January 30, 2001
volume 12, no. 30

Communication Woes Slow Indian Quake Relief

By Anto Akkara

    NEW DELHI, Jan 29, 01 (CWNews.com) - Following the devastating earthquake that left a trial of destruction in Gujarat state in western India on Friday, church groups are struggling in their efforts to launch relief work, due to problems in communications with the worst affected region.

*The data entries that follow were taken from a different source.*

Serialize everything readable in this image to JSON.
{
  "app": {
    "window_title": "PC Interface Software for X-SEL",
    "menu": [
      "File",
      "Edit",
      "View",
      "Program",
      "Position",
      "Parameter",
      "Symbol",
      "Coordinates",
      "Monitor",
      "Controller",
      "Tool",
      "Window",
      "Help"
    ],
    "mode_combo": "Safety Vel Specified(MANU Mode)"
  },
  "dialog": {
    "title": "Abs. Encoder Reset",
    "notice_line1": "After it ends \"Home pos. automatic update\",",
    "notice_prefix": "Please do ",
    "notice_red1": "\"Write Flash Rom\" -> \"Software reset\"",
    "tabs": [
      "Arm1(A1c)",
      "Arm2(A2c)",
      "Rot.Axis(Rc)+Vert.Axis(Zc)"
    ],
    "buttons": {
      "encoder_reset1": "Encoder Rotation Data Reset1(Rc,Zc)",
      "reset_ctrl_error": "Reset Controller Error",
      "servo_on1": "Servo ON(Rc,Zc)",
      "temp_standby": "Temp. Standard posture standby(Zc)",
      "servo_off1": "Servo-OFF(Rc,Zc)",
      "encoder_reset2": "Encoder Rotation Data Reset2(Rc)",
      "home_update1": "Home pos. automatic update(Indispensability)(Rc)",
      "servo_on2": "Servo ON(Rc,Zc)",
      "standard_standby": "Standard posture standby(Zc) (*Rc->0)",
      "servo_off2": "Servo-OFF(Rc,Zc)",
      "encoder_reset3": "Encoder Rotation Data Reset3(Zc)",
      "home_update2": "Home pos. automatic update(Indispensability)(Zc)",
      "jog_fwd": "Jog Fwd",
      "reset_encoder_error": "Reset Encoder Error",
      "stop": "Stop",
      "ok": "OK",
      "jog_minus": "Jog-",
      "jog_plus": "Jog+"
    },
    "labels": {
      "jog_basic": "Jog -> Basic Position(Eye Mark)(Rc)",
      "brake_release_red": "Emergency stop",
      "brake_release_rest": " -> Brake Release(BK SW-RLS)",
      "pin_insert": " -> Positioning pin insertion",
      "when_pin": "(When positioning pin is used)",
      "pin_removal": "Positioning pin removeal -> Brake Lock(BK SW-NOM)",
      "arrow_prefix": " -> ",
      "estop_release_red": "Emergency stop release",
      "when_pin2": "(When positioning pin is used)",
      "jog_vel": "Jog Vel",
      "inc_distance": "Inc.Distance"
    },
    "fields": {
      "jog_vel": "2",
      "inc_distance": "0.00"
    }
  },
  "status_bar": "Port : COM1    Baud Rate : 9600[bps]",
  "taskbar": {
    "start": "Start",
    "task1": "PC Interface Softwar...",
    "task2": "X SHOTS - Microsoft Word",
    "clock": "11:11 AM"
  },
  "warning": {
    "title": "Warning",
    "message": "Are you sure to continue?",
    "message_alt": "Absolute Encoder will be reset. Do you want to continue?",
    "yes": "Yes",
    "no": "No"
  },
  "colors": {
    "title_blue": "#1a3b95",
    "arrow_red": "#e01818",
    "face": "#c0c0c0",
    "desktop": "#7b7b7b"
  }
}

    According to the latest Gujarat government bulletin, more than 20,000 people lost their lives in the quake, which was measured at 6.9 on the Richter scale by Indian meteorologists (others put it at 7.9). The tremor flattened buildings and thatched houses on Friday morning.

    However, Bishop Gregory Karotemprel of Rajkot, the diocese in which the worst affected Kutch district is located, told CWNews.com today that the casualty figure is "much, much higher."

    "In my estimate, the death toll is more than 100,000," said Bishop Karotemprel, a Carmelite of Mary Immaculate (CMI), on his return after visiting the worst affected Bhuj and Bachau townships in his diocese.

    Nearly half the population of the 180,000 people of Bhuj are dead. Apart from that, in the nearby Bachau town-- 15 miles away from Bhuj-- Bishop Karotemprel pointed out said, "99 percent of the buildings there have collapsed." But, due to the absence of communications link in the region, relief workers have not reached that township.

    Given the fact that the Bhuj town and the surrounding villages in the Kutch district bore the brunt of the quake, the local prelate's estimate seems to be credible-- especially in the wake of reports about severe casualties in cities as far as 300 miles from Bhuj. For instance Ahmedabad, the Gujarat state capital has recorded 1,500 deaths, most of them killed in the collapse of multi-storied apartment buildings.

    Father Cedric Prakash, a Jesuit priest who is coordinating the relief work of two dozen relief agencies, also believes that the government's casualty figures are "an understatement."

    "Maybe, due to the lack of communication, the real extent of damage has not been assessed," Father Prakash told CWNews.com from his base in Ahmedabad before dashing off to Bhuj in a helicopter to coordinate the relief work in the worst affected region. "Communication is our worst problem. We have to go there personally to get feedback from those in the area," Father Prakash said.

    In New Delhi, Father Gregory D'Souza, the assistant executive director of Caritas India-- the social-action of wing of Catholic Bishops Conference of India (CBCI)-- is "desperately waiting" to hear from a six-member team sent by CBCI and Caritas on Saturday to assess the quake damage and the needs of survivors. While the team was expected to have reached Bhuj on Sunday, Caritas had not heard a report as of Monday evening.

    "Even the cell phones they carry seems to be of no help. Only after we hear from them we could plan the relief work," Father D'Souza said. The chief of emergency wing of Caritas India has also rushed to Gujarat from nearby Madhya Pradesh. "But we are waiting for feedback from him on what are the immediate requirement," Father D'Souza said.

    Caritas India, he said, has already received international assistance worth 30 million rupees ($620,000) from church charities in Germany, Holland, and France. Apart from that, Caritas International and the European Union has guaranteed another $2 million. "The problem is not money right now. Information is most required," Father D'Souza said.

    "Many dioceses are ready to send volunteers for relief work. How can we coordinate it, unless we have communication links?" the bishops' spokesman added.

    Catholic Relief Services (CRS) has already procured 500 tons of food items for relief work. While these are being dispatched to the affected areas-- and more relief materials, including blankets and temporary shelter material, are being purchased-- he said, "improving communication links is very urgent." CRS has already asked a leading telecommunications firm, Lucent Technologies, to set up communication networks for the charities in the affected region.

    Father C. C. Jose, Social Welfare director of the Rajkot diocese CWNews.com that people are sleeping in the open, abandoning even buildings that have been left standing. There have been more than 100 aftershocks reported in the region since Friday. Most of the houses in the region have developed cracks in their foundations, if they have not collapsed outright.

    "It's very cold here in the night. We need to provide them shelter, and medical care, urgently," said Father Jose. "There is no electricity and water. The affected people are in a virtual hell."